Marcel Ophüls [ ɔfʏls ] ( born November 1, 1927 in Frankfurt am Main, formerly Marcel Ophüls Wall ) is an Oscar- award-winning French film director and documentary filmmaker.

Biography

Ophuls is the son of film director Max Ophuls and the actress Hilde Wall. He spent part of his youth on the run from the Nazis in France and the United States.

After studying at the University of California and at the Sorbonne in Paris Ophuls worked as an assistant director, among others by John Huston ( " Moulin Rouge " ) and Anatole Litvak ( "Un acte d' amour "). Between 1956 and 1959 he was a radio and television editor at Southwest Radio in Baden -Baden. In 1957 he made ​​his first short films. After his return to Paris in 1960 realized Ophüls the German contribution to the international omnibus film " L' Amour à vingt ans" (1961 /62). With the support of François Truffaut in 1963, he directed the feature film " Peau de banane " with Jeanne Moreau and Jean -Paul Belmondo, 1964, he directed the Eddie Constantine comedy " Place your bets, Mesdames ".

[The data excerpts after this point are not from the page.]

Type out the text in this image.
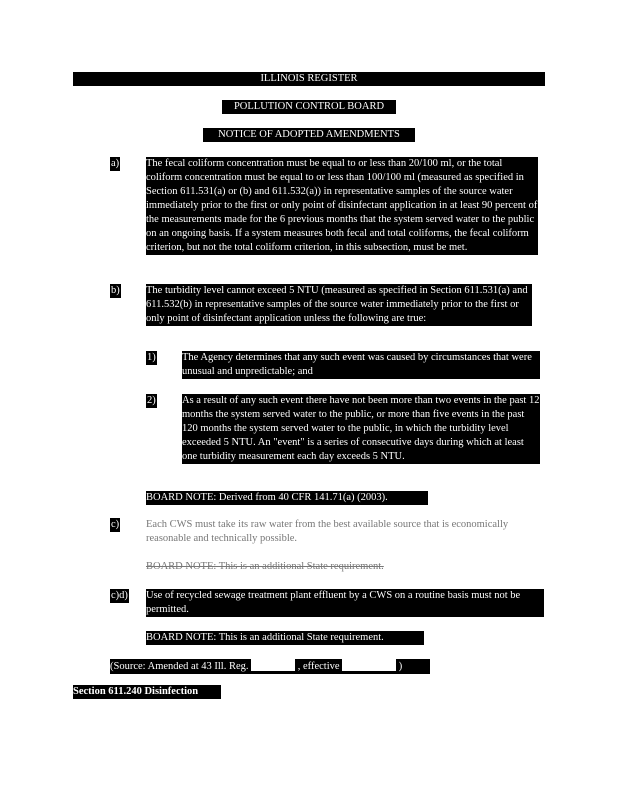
ILLINOIS REGISTER
POLLUTION CONTROL BOARD
NOTICE OF ADOPTED AMENDMENTS
a)	The fecal coliform concentration must be equal to or less than 20/100 ml, or the total coliform concentration must be equal to or less than 100/100 ml (measured as specified in Section 611.531(a) or (b) and 611.532(a)) in representative samples of the source water immediately prior to the first or only point of disinfectant application in at least 90 percent of the measurements made for the 6 previous months that the system served water to the public on an ongoing basis. If a system measures both fecal and total coliforms, the fecal coliform criterion, but not the total coliform criterion, in this subsection, must be met.
b)	The turbidity level cannot exceed 5 NTU (measured as specified in Section 611.531(a) and 611.532(b) in representative samples of the source water immediately prior to the first or only point of disinfectant application unless the following are true:
1)	The Agency determines that any such event was caused by circumstances that were unusual and unpredictable; and
2)	As a result of any such event there have not been more than two events in the past 12 months the system served water to the public, or more than five events in the past 120 months the system served water to the public, in which the turbidity level exceeded 5 NTU. An "event" is a series of consecutive days during which at least one turbidity measurement each day exceeds 5 NTU.
BOARD NOTE: Derived from 40 CFR 141.71(a) (2003).
c)	Each CWS must take its raw water from the best available source that is economically reasonable and technically possible.
BOARD NOTE: This is an additional State requirement.
c)d) Use of recycled sewage treatment plant effluent by a CWS on a routine basis must not be permitted.
BOARD NOTE: This is an additional State requirement.
(Source: Amended at 43 Ill. Reg.	, effective	)
Section 611.240 Disinfection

From the mid- sixties Ophüls made ​​their name as a documentary filmmaker. He sat down again and again with the Nazi past apart, such as in Munich or Peace in Our Time (1967 ), The Memory of Justice (1976) and Hôtel Terminus: Time and life of Klaus Barbie (1988). The film The house next door - chronicle of a French city in the war (1969 ) with the main character, Christian de la Mazière made ​​in France for a turning point in the conflict with the Vichy regime.

On the documentary days of November through the fall of the Wall in Berlin and the following months, you can study Ophüls ' way of working well. He used to film clips of television reports on the fall of the Wall on November 9, 1989. People that drew in his interest, he sought after a long search on in their own environment and talked with them about what they are at that time and in the meantime had experienced. Same time, the filmmakers talked with politicians and writers about how they perceived the unrest and upheaval and interpret today. It is a film composed of multi-layered stories and pictures. Ophuls wants to represent politics and everyday life in context.

" The look of a documentary film-maker must take into account both the mood of the people, as well as one's own convictions ... I still believe that the 9th of November was a festival of freedom. Also, I am not a Marxist, and therefore has for me, the concept of personal freedom does not necessarily have anything to do with the economy. The fact that hard times come to East Germany and the people are afraid of unemployment, is indeed in the movie felt. In a way, he's already a comedy. But a black! "

In July 2010, the German Historical Museum in Berlin organized ( Zeughauskino ) a comprehensive retrospective of films by Marcel Ophuls.